Complementary and alternative medicine (CAM) refers to therapies which typically fall outside of conventional or mainstream medicine. Depending upon where you live, what is considered conventional may vary considerably. Complementary therapies are used along with conventional medicine, while alternative therapies are used instead of conventional medicine.
The National MS Society reports that approximately 75 percent of people with MS use at least one form of CAM, generally in combination with disease-modifying treatments. Common forms of CAM used in MS include exercise, dietary supplements, herbal medicine, mind-body practices, yoga, and acupuncture. Therapies that have been found to be ineffective in MS are hyperbaric oxygen and bee venom therapy.
Here are some of the more common complementary and alternative treatment options for MS.
Popular CAM approaches are divided into two categories - natural products and mind-body practices - by the National Center for Complementary and Alternative Medicine (NCCAM) at the US National Institutes of Health. Natural products include use of diet and fatty acid supplements (e.g., fish oil, omega-3), herbal medicine (e.g., echinacea, marijuana), orthomolecular medicine (e.g., vitamins, minerals), probiotics, antioxidants, and homeopathic remedies.
Eating a diet low in saturated fats and high in polyunsaturated fatty acids, such as in the Swank Diet or Best Bet Diet, is a popular approach to treating MS. Research suggests that consuming short-chain fatty acids may contribute to the development of immune cells that can regulate attacks to the central nervous system (in mice), supporting the importance of dietary interventions in MS.
Studies have shown that vitamin D (25-OH-D) levels in the blood are inversely related to MS risk and MS disease activity. Research indicates that higher 25-OH-D levels may have mild disease-modifying properties as well as provide symptomatic benefits for MS patients. However, patients should have their blood tested to help determine an appropriate daily dose - typically between 4000-10,000 IU of vitamin D3 - to achieve desirable serum levels between 40-80 ng/mL.
Leaves of the Cannabis sativa plant, or marijuana, contain tetra-hydro-cannabinol (THC) which has been shown effective in the treatment of MS-related pain, spasticity, and bladder disturbance in clinical trials. Psychological side-effects of cannabis are generally mild, although people with MS with impaired cognition or depression may suffer more serious effects.

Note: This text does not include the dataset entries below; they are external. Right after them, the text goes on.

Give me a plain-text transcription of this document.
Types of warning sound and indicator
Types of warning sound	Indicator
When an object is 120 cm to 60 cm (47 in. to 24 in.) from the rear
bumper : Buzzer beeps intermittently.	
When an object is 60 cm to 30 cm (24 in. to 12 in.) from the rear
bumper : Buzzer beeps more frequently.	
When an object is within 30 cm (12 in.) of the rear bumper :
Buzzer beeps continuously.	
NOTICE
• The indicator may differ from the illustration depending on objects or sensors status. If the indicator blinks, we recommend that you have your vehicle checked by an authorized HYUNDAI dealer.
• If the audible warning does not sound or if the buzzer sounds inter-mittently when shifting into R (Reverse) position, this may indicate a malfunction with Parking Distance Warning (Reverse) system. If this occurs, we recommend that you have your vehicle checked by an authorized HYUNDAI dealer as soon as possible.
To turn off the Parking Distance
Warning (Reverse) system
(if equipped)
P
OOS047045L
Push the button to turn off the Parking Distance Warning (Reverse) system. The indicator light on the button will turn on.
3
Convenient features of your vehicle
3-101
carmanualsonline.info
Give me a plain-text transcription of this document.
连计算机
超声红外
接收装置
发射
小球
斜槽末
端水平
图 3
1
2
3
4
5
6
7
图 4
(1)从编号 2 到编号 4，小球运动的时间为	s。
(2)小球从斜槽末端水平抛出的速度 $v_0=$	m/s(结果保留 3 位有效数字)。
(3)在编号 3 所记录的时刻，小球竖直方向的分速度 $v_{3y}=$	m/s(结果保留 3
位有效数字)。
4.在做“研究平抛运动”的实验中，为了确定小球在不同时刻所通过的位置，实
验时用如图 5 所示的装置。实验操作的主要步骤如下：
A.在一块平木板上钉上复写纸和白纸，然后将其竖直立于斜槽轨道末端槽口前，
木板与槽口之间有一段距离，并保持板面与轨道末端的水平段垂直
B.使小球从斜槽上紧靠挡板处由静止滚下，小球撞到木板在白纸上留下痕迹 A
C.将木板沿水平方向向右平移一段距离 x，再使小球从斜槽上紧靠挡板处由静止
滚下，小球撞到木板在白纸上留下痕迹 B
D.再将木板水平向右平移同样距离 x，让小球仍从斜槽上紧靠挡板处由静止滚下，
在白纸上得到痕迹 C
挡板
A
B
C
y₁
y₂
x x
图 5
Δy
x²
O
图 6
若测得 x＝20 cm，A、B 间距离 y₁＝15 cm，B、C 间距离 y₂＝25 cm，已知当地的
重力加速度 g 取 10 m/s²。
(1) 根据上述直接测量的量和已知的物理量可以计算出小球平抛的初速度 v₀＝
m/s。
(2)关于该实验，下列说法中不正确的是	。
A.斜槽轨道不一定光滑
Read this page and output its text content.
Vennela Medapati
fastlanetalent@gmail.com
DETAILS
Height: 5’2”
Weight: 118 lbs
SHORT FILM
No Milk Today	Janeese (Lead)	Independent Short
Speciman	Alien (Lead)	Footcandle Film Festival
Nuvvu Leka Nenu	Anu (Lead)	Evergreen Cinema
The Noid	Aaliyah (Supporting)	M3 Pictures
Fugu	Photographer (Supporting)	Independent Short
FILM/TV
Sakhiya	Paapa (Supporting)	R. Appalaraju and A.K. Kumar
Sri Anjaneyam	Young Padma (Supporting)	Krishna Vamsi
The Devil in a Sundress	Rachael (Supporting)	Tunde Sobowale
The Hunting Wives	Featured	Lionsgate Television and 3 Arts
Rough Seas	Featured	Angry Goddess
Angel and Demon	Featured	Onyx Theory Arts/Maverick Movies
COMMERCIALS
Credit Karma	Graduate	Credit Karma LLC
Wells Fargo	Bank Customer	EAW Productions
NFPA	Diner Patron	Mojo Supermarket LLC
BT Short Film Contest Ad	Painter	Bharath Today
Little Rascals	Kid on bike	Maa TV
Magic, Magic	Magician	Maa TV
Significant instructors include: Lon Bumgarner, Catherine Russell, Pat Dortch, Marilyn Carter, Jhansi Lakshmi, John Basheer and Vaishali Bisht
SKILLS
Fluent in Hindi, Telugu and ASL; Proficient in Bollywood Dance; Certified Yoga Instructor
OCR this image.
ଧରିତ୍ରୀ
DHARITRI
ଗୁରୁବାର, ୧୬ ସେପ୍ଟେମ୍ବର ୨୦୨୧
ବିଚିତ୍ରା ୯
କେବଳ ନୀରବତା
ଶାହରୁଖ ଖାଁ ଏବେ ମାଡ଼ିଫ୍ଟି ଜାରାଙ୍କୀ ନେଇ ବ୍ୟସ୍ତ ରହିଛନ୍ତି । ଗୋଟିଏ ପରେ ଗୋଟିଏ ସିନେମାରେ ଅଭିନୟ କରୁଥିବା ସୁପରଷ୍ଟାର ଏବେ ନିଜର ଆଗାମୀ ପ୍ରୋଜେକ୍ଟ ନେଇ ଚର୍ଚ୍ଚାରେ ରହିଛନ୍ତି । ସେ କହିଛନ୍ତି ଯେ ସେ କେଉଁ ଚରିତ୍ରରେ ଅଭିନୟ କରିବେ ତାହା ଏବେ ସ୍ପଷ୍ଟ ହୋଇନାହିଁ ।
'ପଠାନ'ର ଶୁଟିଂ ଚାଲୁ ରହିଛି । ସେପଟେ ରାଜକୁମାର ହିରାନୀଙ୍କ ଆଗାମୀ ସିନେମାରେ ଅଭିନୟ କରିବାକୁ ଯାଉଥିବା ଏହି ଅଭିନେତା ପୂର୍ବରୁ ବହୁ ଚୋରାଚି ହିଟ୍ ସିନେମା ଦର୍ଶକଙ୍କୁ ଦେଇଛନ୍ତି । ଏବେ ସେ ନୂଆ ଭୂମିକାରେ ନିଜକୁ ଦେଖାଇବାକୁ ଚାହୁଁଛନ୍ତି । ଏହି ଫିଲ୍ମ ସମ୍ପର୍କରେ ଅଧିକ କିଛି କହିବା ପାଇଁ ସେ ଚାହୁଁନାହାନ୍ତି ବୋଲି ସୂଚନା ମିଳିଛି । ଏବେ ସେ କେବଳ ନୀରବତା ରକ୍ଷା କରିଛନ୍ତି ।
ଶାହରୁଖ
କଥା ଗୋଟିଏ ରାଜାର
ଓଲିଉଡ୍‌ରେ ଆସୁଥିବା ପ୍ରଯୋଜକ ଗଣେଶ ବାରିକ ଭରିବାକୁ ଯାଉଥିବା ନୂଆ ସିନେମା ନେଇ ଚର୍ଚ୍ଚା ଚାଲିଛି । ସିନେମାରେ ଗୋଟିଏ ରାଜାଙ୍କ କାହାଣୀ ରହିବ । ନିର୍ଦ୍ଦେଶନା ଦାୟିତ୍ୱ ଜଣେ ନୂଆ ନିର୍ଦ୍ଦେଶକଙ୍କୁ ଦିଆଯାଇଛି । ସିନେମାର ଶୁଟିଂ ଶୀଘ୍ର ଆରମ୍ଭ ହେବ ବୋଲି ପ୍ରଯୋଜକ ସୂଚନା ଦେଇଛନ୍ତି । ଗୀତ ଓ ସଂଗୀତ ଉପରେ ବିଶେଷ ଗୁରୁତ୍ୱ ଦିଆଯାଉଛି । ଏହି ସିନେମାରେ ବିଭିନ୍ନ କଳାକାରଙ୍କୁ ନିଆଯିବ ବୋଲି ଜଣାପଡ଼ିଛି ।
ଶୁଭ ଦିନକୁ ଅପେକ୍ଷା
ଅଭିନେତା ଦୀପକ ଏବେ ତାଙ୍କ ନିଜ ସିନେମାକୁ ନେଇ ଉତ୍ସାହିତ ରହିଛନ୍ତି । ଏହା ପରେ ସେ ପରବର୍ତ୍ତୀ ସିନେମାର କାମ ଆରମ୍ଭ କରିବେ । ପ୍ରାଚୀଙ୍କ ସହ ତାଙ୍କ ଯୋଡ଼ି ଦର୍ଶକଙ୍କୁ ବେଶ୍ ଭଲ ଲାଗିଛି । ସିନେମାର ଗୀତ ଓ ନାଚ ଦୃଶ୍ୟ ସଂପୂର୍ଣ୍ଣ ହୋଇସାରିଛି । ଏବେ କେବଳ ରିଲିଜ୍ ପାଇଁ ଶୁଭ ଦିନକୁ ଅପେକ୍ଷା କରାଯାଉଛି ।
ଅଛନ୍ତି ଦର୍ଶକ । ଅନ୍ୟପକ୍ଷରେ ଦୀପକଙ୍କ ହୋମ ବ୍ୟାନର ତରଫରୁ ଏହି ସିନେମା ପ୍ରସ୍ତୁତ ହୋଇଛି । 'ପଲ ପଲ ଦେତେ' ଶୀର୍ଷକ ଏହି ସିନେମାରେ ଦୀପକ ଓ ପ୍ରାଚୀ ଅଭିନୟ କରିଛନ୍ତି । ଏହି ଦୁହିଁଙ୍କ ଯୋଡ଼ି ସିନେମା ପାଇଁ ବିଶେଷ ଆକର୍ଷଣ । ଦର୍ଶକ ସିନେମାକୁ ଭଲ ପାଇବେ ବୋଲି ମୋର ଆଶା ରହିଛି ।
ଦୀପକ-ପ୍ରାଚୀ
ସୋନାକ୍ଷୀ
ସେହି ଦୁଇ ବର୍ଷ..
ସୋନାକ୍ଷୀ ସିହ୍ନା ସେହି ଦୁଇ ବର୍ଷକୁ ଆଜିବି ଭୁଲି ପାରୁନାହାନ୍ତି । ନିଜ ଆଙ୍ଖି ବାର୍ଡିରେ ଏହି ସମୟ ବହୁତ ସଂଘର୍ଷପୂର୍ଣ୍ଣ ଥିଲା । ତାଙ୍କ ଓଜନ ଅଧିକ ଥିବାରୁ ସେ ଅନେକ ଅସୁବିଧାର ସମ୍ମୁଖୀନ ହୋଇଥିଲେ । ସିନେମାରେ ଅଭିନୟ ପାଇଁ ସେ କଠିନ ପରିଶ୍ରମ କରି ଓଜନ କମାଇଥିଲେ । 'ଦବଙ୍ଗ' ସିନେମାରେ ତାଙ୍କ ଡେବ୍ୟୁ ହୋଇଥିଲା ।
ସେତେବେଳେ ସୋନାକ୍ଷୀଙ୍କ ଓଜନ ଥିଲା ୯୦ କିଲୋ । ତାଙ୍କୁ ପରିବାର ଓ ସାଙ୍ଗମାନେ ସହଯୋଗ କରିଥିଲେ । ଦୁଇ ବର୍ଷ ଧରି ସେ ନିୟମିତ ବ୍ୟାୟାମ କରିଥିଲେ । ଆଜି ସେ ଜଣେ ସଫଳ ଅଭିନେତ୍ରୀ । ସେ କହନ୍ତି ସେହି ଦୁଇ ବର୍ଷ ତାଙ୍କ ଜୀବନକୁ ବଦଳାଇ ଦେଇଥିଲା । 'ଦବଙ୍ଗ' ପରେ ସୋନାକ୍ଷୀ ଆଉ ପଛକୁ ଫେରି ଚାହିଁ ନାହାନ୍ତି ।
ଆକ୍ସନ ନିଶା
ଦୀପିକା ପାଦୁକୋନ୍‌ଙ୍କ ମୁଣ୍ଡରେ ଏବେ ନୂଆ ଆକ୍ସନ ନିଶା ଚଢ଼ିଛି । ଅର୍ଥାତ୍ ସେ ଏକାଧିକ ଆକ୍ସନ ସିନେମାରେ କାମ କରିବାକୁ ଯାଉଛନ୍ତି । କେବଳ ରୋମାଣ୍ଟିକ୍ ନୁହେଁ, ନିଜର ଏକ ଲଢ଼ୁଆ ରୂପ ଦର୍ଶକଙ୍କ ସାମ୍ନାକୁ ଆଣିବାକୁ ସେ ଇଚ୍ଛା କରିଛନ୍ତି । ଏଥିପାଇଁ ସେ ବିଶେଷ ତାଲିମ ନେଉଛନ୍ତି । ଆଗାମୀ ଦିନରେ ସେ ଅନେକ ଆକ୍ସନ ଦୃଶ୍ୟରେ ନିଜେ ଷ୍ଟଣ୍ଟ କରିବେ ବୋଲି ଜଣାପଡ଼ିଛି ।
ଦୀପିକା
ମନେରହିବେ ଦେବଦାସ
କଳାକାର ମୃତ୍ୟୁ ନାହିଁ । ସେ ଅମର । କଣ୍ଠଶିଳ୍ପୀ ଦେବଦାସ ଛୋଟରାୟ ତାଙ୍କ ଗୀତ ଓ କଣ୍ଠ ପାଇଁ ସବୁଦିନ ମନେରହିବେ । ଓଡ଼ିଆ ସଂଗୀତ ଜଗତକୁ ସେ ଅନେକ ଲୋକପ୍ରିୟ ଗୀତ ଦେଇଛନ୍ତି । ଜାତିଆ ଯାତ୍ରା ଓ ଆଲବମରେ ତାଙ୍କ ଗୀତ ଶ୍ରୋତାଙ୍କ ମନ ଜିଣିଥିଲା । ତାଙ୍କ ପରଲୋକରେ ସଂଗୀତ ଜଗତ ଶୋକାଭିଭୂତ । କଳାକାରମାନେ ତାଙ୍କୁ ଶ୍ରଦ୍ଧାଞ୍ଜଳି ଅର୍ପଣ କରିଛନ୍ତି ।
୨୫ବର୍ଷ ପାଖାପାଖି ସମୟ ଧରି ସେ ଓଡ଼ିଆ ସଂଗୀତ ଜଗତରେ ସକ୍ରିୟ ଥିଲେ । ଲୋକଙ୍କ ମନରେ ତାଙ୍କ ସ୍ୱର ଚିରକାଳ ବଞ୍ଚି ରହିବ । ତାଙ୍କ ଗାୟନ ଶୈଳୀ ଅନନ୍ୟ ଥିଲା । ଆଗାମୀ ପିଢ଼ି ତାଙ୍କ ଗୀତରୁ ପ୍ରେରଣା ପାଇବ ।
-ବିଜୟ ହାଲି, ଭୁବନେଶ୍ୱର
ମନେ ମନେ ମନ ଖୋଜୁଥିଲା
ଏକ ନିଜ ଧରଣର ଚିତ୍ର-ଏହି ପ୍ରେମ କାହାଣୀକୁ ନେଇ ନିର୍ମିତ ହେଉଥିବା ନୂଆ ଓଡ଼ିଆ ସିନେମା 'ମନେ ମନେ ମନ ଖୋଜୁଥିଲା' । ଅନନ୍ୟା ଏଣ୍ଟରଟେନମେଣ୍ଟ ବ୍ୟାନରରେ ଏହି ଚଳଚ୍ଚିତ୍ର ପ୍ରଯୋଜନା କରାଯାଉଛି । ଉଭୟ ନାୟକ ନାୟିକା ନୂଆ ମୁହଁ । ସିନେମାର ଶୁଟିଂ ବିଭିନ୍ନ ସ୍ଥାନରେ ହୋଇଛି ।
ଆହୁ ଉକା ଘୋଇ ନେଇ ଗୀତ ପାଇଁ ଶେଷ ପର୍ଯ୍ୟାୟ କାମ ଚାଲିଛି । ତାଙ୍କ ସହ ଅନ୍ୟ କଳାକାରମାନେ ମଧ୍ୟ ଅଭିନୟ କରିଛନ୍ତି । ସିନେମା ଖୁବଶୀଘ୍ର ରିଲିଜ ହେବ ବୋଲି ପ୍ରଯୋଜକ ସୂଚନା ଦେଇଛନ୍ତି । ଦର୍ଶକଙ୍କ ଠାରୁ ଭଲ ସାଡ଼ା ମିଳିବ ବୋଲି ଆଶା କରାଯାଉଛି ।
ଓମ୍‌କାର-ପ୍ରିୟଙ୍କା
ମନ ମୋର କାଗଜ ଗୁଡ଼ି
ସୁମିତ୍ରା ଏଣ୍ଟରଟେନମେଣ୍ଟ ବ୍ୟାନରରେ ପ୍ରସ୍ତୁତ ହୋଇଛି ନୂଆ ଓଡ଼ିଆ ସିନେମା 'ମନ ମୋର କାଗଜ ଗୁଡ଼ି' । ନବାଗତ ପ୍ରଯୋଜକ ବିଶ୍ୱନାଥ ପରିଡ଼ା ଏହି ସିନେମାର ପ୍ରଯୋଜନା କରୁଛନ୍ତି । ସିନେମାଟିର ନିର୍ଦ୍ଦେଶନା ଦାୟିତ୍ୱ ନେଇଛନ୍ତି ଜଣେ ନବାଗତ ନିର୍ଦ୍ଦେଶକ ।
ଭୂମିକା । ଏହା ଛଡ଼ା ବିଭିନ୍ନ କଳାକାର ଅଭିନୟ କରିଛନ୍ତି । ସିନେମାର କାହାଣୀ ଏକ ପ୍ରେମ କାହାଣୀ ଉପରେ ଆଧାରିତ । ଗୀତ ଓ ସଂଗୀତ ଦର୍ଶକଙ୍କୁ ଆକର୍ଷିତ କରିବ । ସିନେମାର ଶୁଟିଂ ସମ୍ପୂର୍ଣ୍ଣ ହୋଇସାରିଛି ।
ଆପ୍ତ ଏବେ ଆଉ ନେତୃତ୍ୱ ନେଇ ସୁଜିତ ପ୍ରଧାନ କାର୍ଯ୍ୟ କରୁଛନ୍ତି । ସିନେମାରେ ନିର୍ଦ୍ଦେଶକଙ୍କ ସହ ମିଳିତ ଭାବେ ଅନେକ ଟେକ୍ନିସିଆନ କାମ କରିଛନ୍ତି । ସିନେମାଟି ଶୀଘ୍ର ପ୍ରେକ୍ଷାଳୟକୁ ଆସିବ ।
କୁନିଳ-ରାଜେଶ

Mind-body practices include a diverse group of procedures or techniques often guided by a trained practitioner. Common mind-body techniques used in MS include exercise, meditation, relaxation techniques (e.g., breathing exercises, guided imagery, progressive muscle relaxation), movement therapies (e.g., yoga, pilates, Alexander technique, Feldenkrais method), spinal manipulation (e.g., chiropractic medicine), and massage therapy. Tai Chi and Qi Gong are mind-body practices which combine specific movements or postures, coordinated breathing, and mental focus.
Treatments which are part of the system of Traditional Chinese Medicine (TCM) are often considered CAM in the US. Acupuncture is one such therapy that seeks to balance life energy, or qi, along pathways called meridians throughout the body. The acupuncturist inserts very fine, sterile, disposable needles on the surface of the skin at specific points along meridians to manipulate qi. Practitioners of TCM may also prescribe Chinese herbs aimed to balance energy.
Naltrexone is a medication approved to treat opioid and alcohol addictions at doses of 50-100 mg/day. The use of naltrexone at significantly lower doses (3-5 mg/day) has been touted as a treatment for a variety of diseases, including cancer, HIV/AIDS, Parkinson’s disease, Alzheimer’s disease, amyotrophic lateral sclerosis (ALS), emphysema, as well as MS and other autoimmune diseases. Few studies have investigated low dose naltrexone (LDN) as a treatment for MS symptoms.
Results from a single-center, double-masked, placebo-controlled, crossover study evaluating the efficacy of 4.5 mg naltrexone (low-dose) on self-reported quality of life for MS patients were published in 2010. Researchers found that LDN significantly improved quality of life (specifically, mental health, pain, and self-reported cognitive function), but no impact was observed on aspects of physical quality of life (such as fatigue, bowel and bladder control, sexual satisfaction, and visual function (Cree, 2010). LDN was well tolerated with vivid dreaming reported by some patients during the first week of treatment while no other adverse effects were reported. Further studies are warranted.
While several CAM approaches have been widely accepted for the promotion of improved health and well-being, be cautious of unsubstantiated claims or “secret formulas.” Look for results from clinical trials to help you evaluate the usefulness and safety of any therapies you consider. Discuss the CAM therapy with your neurologist or MS nurse before trying anything new. Remember to always tell your doctors and nurses about ALL treatments - including supplements, over-the-counter medications, or herbal preparations - you use or have used.